Amir Saeed
Experts have called for reforming the digital repatriation policies to create a more transparent, investor-friendly environment that supports sustained growth and global competitiveness in Pakistan’s IT sector.
Talking to WealthPK, Muhammad Iqbal Kakakhail, Chief Executive Officer and Co-Founder of IdeoMetriX Private Limited, a digital consultancy, considers the recent surge in Pakistan’s IT exports as clear evidence of the sector’s promising potential. He believed Pakistan is on the right path, with exports reaching $317 million in April 2025, registering 21% increase in the first 10 months of the ongoing fiscal year compared to the corresponding period of FY24.
Kakakhail appreciated regulatory changes by the State Bank of Pakistan, such as raising the retention limit in Exporters’ Specialised Foreign Currency Accounts from 35% to 50% and allowing equity investments abroad using these funds, which he said empowered IT firms to better manage their earnings and investments. However, Kakakhail stressed that challenges in digital repatriation policies still posed a risk to attracting sustained foreign investment.
He highlighted that simplifying profit repatriation procedures and ensuring consistent, investor-friendly policies are critical to maintaining growth momentum and achieving the government’s ambitious target of $10 billion in IT exports under the Uraan Pakistan plan.
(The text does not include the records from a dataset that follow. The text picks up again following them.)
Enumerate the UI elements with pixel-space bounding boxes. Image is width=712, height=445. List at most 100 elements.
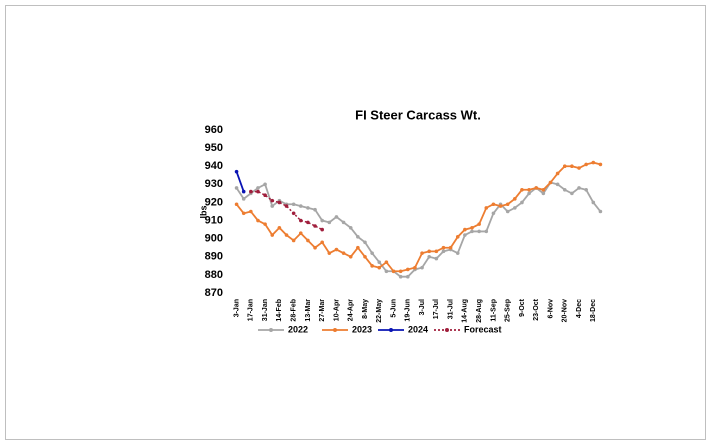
x-tick-label: 20-Nov <box>562 299 569 322</box>
series-line <box>235 181 602 278</box>
data-point <box>420 251 424 255</box>
y-tick-label: 880 <box>205 269 223 281</box>
x-tick-label: 25-Sep <box>505 299 512 322</box>
data-point <box>541 191 546 196</box>
data-point <box>477 222 481 226</box>
data-point <box>284 204 289 208</box>
x-tick-label: 6-Nov <box>547 299 554 319</box>
x-tick-label: 23-Oct <box>533 298 540 320</box>
series-line <box>235 171 245 192</box>
data-point <box>513 197 517 201</box>
x-tick-label: 5-Jun <box>390 299 397 318</box>
y-tick-label: 870 <box>205 287 223 299</box>
data-point <box>241 197 246 201</box>
data-point <box>505 202 510 207</box>
series-line <box>235 161 601 273</box>
legend-marker <box>389 328 393 332</box>
data-point <box>334 215 339 219</box>
data-point <box>413 265 417 270</box>
data-point <box>320 218 324 223</box>
data-point <box>234 202 239 207</box>
data-point <box>249 189 253 194</box>
data-point <box>513 206 517 210</box>
data-point <box>256 186 260 190</box>
frame <box>5 5 706 440</box>
data-point <box>270 204 275 208</box>
data-point <box>427 254 432 259</box>
data-point <box>562 187 567 192</box>
data-point <box>306 220 310 225</box>
data-point <box>341 220 346 225</box>
data-point <box>520 200 524 205</box>
x-tick-label: 9-Oct <box>519 298 526 317</box>
data-point <box>370 251 374 255</box>
data-point <box>320 240 324 245</box>
data-point <box>327 220 332 225</box>
data-point <box>470 229 474 234</box>
data-point <box>356 235 360 239</box>
data-point <box>234 186 239 190</box>
y-tick-label: 930 <box>205 178 223 190</box>
data-point <box>298 204 303 208</box>
x-tick-label: 13-Mar <box>305 299 312 322</box>
data-point <box>541 187 546 192</box>
x-tick-label: 31-Jan <box>262 299 269 321</box>
chart-title: FI Steer Carcass Wt. <box>355 107 481 122</box>
data-point <box>298 231 303 236</box>
data-point <box>363 240 367 245</box>
data-point <box>398 269 403 274</box>
legend-marker <box>445 328 449 332</box>
data-point <box>263 222 267 226</box>
data-point <box>591 200 596 205</box>
x-tick-label: 4-Dec <box>576 299 583 318</box>
data-point <box>284 233 289 237</box>
x-tick-label: 14-Aug <box>462 299 469 323</box>
x-tick-label: 22-May <box>376 299 383 323</box>
data-point <box>477 229 481 234</box>
data-point <box>313 245 317 250</box>
data-point <box>256 218 260 223</box>
y-tick-label: 940 <box>205 160 223 172</box>
x-tick-label: 14-Feb <box>276 299 283 322</box>
data-point <box>313 224 317 228</box>
y-tick-label: 910 <box>205 214 223 226</box>
data-point <box>291 211 296 216</box>
data-point <box>448 245 453 250</box>
data-point <box>384 260 389 265</box>
data-point <box>484 229 489 234</box>
data-point <box>306 206 310 210</box>
data-point <box>584 162 588 167</box>
x-tick-label: 28-Feb <box>290 299 297 322</box>
data-point <box>548 180 553 185</box>
legend-label: Forecast <box>464 324 502 334</box>
x-tick-label: 24-Apr <box>348 299 355 321</box>
data-point <box>291 238 296 243</box>
data-point <box>384 269 389 274</box>
data-point <box>334 247 339 252</box>
data-point <box>377 260 382 265</box>
data-point <box>505 209 510 214</box>
data-point <box>270 198 275 203</box>
data-point <box>234 169 239 174</box>
data-point <box>463 233 467 237</box>
data-point <box>584 187 588 192</box>
data-point <box>363 254 367 259</box>
x-tick-label: 3-Jan <box>233 299 240 317</box>
data-point <box>298 218 303 223</box>
data-point <box>263 182 267 187</box>
data-point <box>441 245 446 250</box>
data-point <box>441 249 446 254</box>
data-point <box>348 226 353 230</box>
data-point <box>562 164 567 169</box>
data-point <box>291 202 296 207</box>
data-point <box>256 189 260 194</box>
y-tick-label: 950 <box>205 142 223 154</box>
legend-marker <box>269 328 273 332</box>
x-tick-label: 11-Sep <box>490 299 497 322</box>
data-point <box>434 256 439 261</box>
data-point <box>570 191 574 196</box>
data-point <box>484 206 489 210</box>
data-point <box>398 274 403 279</box>
data-point <box>555 182 560 187</box>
For Kakakhail, government initiatives supporting infrastructure and international collaborations are positive, but further reforms are essential to fully unlock the sector’s potential.
Talking to WealthPK, Anees Amin, Chief Executive Officer of TechScape Private Limited, highlighted the steady increase in IT exports as promising, while remaining mindful of the real challenges encountered by freelancers and small businesses. “While the sector’s expansion to $3.1 billion in exports over 10 months and the optimistic projection of $4 billion for the fiscal year ending June 30, 2025 reflect progress, digital repatriation restrictions still limit the ease with which freelancers and foreign investors can access their earnings,” he said.
He welcomed the State Bank’s reforms, including the increased retention limits and the new Equity Investment Abroad category, but believes more needs to be done to simplify processes and provide stable tax incentives. Amin emphasised that these reforms are crucial not only for attracting foreign investment but also for enabling freelancers to compete on a global scale and make a significant contribution to the country’s digital economy.
He endorsed the government’s emphasis on export-driven policies and expressed hope that facilitating repatriation and enhancing access to international payment gateways would help the country maintain its double-digit growth in IT exports.